The initiatives were to be in areas where Norway had a big potential for improvements, they needed to be documented as effective, they had to quantifiable and lastly they needed to have the support of players in Norwegian health care.
“Then we culled the list down to eleven relevant spheres and the Norwegian Knowledge Centre for the Health Services did some more work on gathering information and summarising our knowledge. These summaries were then evaluated by a national advisory committee, which graded and assigned scores to the various measures. Then we ended up with a list of the best initiatives,” explains Skjellanger.
Knowledged-based health care requires careful consideration
Skjellanger thinks the path chosen was right in a Norwegian context.
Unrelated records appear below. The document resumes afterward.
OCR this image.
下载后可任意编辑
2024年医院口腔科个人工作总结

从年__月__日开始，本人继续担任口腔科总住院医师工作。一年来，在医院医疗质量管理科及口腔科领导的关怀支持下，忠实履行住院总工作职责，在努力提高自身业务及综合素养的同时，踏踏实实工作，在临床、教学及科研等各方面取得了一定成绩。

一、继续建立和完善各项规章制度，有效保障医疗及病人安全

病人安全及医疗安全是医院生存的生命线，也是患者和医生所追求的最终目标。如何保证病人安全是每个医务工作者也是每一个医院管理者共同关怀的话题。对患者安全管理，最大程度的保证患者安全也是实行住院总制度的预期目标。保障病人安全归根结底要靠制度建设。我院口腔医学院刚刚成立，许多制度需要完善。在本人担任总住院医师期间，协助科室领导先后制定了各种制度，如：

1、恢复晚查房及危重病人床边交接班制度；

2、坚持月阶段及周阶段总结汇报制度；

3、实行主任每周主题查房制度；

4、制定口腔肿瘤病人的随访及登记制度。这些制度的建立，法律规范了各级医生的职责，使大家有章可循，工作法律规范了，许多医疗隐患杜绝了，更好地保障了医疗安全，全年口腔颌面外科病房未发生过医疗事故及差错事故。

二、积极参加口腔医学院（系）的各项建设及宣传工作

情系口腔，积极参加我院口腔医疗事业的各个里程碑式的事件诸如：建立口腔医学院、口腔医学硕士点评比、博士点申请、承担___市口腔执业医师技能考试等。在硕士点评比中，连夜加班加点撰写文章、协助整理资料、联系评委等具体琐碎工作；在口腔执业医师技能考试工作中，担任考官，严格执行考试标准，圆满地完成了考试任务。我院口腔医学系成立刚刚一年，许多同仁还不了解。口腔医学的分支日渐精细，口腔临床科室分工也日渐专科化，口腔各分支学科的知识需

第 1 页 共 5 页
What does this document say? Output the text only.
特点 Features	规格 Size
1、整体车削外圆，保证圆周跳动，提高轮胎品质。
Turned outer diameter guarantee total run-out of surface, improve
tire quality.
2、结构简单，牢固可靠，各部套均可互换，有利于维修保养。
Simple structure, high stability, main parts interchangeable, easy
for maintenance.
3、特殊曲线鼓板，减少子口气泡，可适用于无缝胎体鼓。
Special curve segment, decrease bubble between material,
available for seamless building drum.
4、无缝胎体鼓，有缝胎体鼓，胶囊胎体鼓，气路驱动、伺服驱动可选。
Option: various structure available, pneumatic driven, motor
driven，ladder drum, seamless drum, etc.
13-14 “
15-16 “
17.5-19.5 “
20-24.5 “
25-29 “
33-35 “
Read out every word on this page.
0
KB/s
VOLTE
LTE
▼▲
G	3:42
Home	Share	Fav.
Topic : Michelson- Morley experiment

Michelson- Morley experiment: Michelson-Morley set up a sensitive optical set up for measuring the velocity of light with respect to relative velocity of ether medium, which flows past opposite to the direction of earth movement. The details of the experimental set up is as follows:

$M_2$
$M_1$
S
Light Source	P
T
“The two processes shared a lot of similarities, but the Danes didn’t compile systematic reviews of experiences and knowledge. In Norway we have a big Knowledge Centre and we talk a lot about knowledge-based practice and evidence. So we would have had a tough time succeeding - and we’d have encountered a lot of resistance – if we hadn’t included this round of procedures,” she says.
Lilja admits that certain considerations were sacrificed on the altar of efficiency in Denmark. Among other things she thinks Norway’s process might have given Norwegian health workers a stronger understanding of the country’s goals and more proprietary interest in them.
“The clear advantage was we got off to a quick start. But what if Danes were dying from something completely different than patients in other countries? In that case we wouldn’t have picked up on it,” she says.
“But in reality Norway and Denmark ended up with approximately the same target areas.”
Enough research – not enough use
The focus on a knowledge-based public health care system in Norway is strong and the phrase “more research is needed in this field” is commonly on the lips of researchers as well as politicians.
At the patient safety conference, one of the participants stated: "The checklists we now use have proven to work well in practice. So why do we need to do more research on them?”
“Huge amounts of research are produced in the health care area. It’s growing exponentially. The hard part involves using this knowledge for the direct benefit of patients,” concludes Lilja.